Note that when using TMP V2.0, a single TIP command (TMP application message) must be wholly contained within a single TMP packet (the TMP PUSH flag is not used by TIP). Possible responses to the MULTIPLEX command are:
MULTIPLEXING
The secondary party agrees to use the specified multiplexing protocol. The connection enters the Multiplexing state, and all subsequent communication is as defined by that protocol. All connections created by the multiplexing protocol start out in the Idle state.
CANTMULTIPLEX
The secondary party cannot support (or refuses to use) the specified multiplexing protocol. The connection remains in the Idle state.
ERROR
The command was issued in the wrong state, or was malformed. The connection enters the Error state.
PREPARE
-
This command is valid only in the Enlisted state; it requests the secondary to prepare the transaction for commitment (phase one of two-phase commit). Possible responses are:
PREPARED
The subordinate has prepared the transaction; the connection enters PREPARED state.
ABORTED
The subordinate has vetoed committing the transaction. The connection enters the Idle state. After this response, the superior has no responsibilities to the subordinate with respect to the transaction.
READONLY
The subordinate no longer cares whether the transaction commits or aborts. The connection enters the Idle state. After this response, the superior has no responsibilities to the subordinate with respect to the transaction.
ERROR
The command was issued in the wrong state, or was malformed.

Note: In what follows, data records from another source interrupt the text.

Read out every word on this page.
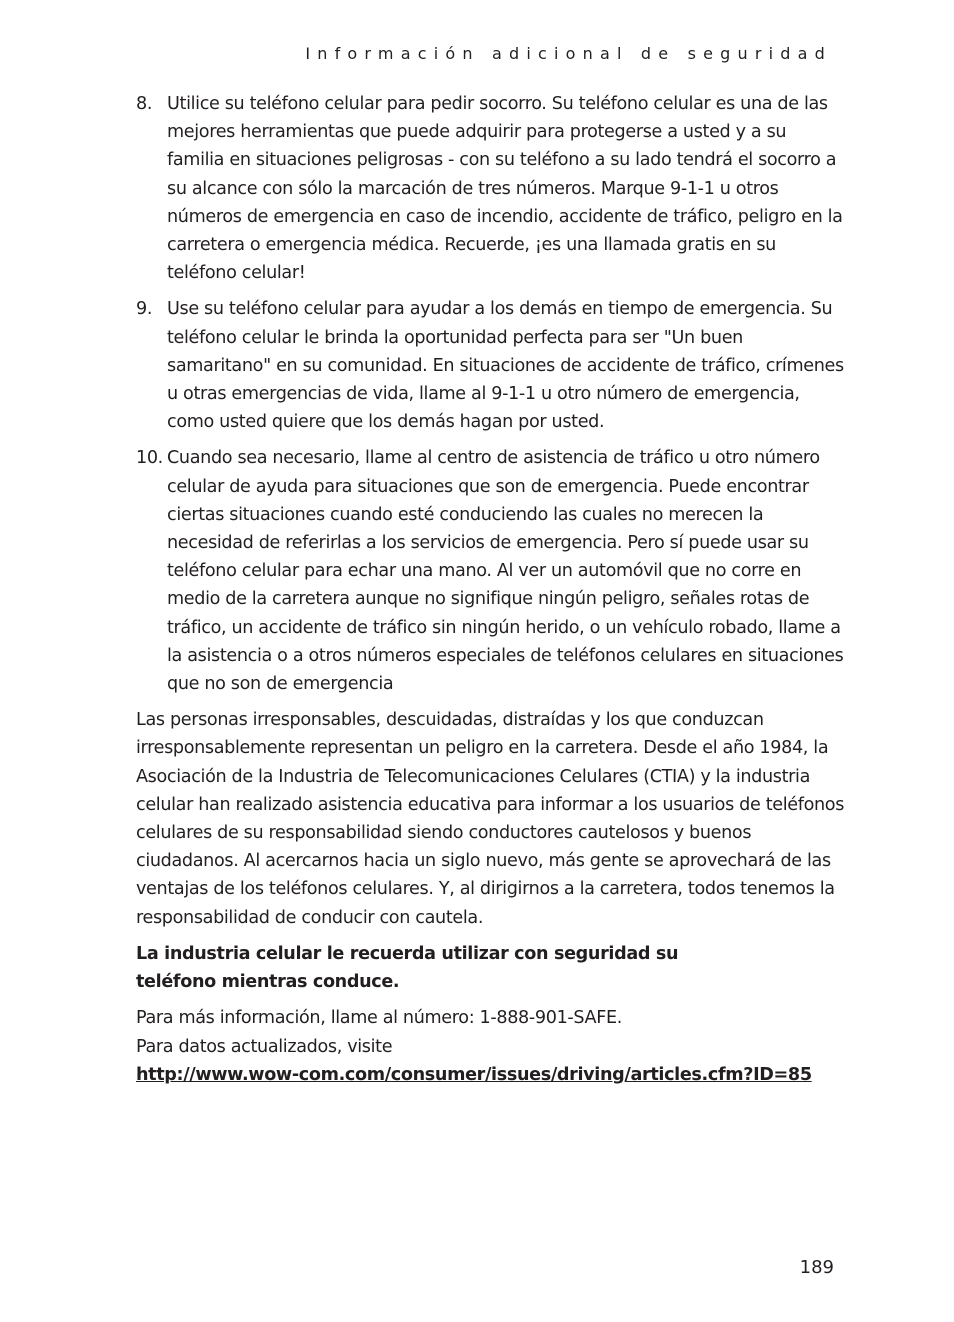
Información adicional de seguridad
8. Utilice su teléfono celular para pedir socorro. Su teléfono celular es una de las mejores herramientas que puede adquirir para protegerse a usted y a su familia en situaciones peligrosas - con su teléfono a su lado tendrá el socorro a su alcance con sólo la marcación de tres números. Marque 9-1-1 u otros números de emergencia en caso de incendio, accidente de tráfico, peligro en la carretera o emergencia médica. Recuerde, ¡es una llamada gratis en su teléfono celular!
9. Use su teléfono celular para ayudar a los demás en tiempo de emergencia. Su teléfono celular le brinda la oportunidad perfecta para ser "Un buen samaritano" en su comunidad. En situaciones de accidente de tráfico, crímenes u otras emergencias de vida, llame al 9-1-1 u otro número de emergencia, como usted quiere que los demás hagan por usted.
10. Cuando sea necesario, llame al centro de asistencia de tráfico u otro número celular de ayuda para situaciones que son de emergencia. Puede encontrar ciertas situaciones cuando esté conduciendo las cuales no merecen la necesidad de referirlas a los servicios de emergencia. Pero sí puede usar su teléfono celular para echar una mano. Al ver un automóvil que no corre en medio de la carretera aunque no signifique ningún peligro, señales rotas de tráfico, un accidente de tráfico sin ningún herido, o un vehículo robado, llame a la asistencia o a otros números especiales de teléfonos celulares en situaciones que no son de emergencia

Las personas irresponsables, descuidadas, distraídas y los que conduzcan irresponsablemente representan un peligro en la carretera. Desde el año 1984, la Asociación de la Industria de Telecomunicaciones Celulares (CTIA) y la industria celular han realizado asistencia educativa para informar a los usuarios de teléfonos celulares de su responsabilidad siendo conductores cautelosos y buenos ciudadanos. Al acercarnos hacia un siglo nuevo, más gente se aprovechará de las ventajas de los teléfonos celulares. Y, al dirigirnos a la carretera, todos tenemos la responsabilidad de conducir con cautela.

La industria celular le recuerda utilizar con seguridad su teléfono mientras conduce.

Para más información, llame al número: 1-888-901-SAFE.

Para datos actualizados, visite

http://www.wow-com.com/consumer/issues/driving/articles.cfm?ID=85

189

The connection enters the Error state.
PULL <superior's transaction identifier> <subordinate's transaction identifier>
-
This command is only valid in Idle state. This command seeks to establish a superior/subordinate relationship in a transaction, with the primary party of the connection as the subordinate (i.e., he is pulling a transaction from the secondary party). Note that the entire value of <transaction string> (as defined in the section "TIP Uniform Resource Locators") must be specified as the transaction identifier. Possible responses are:
PULLED
The relationship has been established. Upon receipt of this response, the specified transaction becomes the current transaction of the connection, and the connection enters Enlisted state. Additionally, the roles of primary and secondary become reversed. (That is, the superior becomes the primary for the connection.)
NOTPULLED
The relationship has not been established (possibly, because the secondary party no longer has the requested transaction). The connection remains in Idle state.
ERROR
The command was issued in the wrong state, or was malformed. The connection enters the Error state.
PUSH <superior's transaction identifier>
-
This command is valid only in the Idle state. It seeks to establish a superior/subordinate relationship in a transaction with the primary as the superior. Note that the entire value of <transaction string> (as defined in the section "TIP Uniform Resource Locators") must be specified as the transaction identifier. Possible responses are:
PUSHED <subordinate's transaction identifier>
The relationship has been established, and the identifier by which the subordinate knows the transaction is returned. The transaction becomes the current transaction for the connection, and the connection enters Enlisted state.
ALREADYPUSHED <subordinate's transaction identifier>
The relationship has been established, and the identifier by which the subordinate knows the transaction is returned. However, the subordinate already knows about the transaction, and is expecting the two-phase commit protocol to arrive via a different connection. In this case, the connection remains in the Idle state.
NOTPUSHED
The relationship could not be established. The connection remains in the Idle state.
ERROR
The command was issued in the wrong state, or was malformed. The connection enters Error state.
QUERY <superior's transaction identifier>
-
This command is valid only in the Idle state. A subordinate uses this command to determine whether a specific transaction still exists at the superior. Possible responses are:
QUERIEDEXISTS
The transaction still exists. The connection remains in the Idle state.
QUERIEDNOTFOUND
The transaction no longer exists. The connection remains in the Idle state.
ERROR
The command was issued in the wrong state, or was malformed. The connection enters Error state.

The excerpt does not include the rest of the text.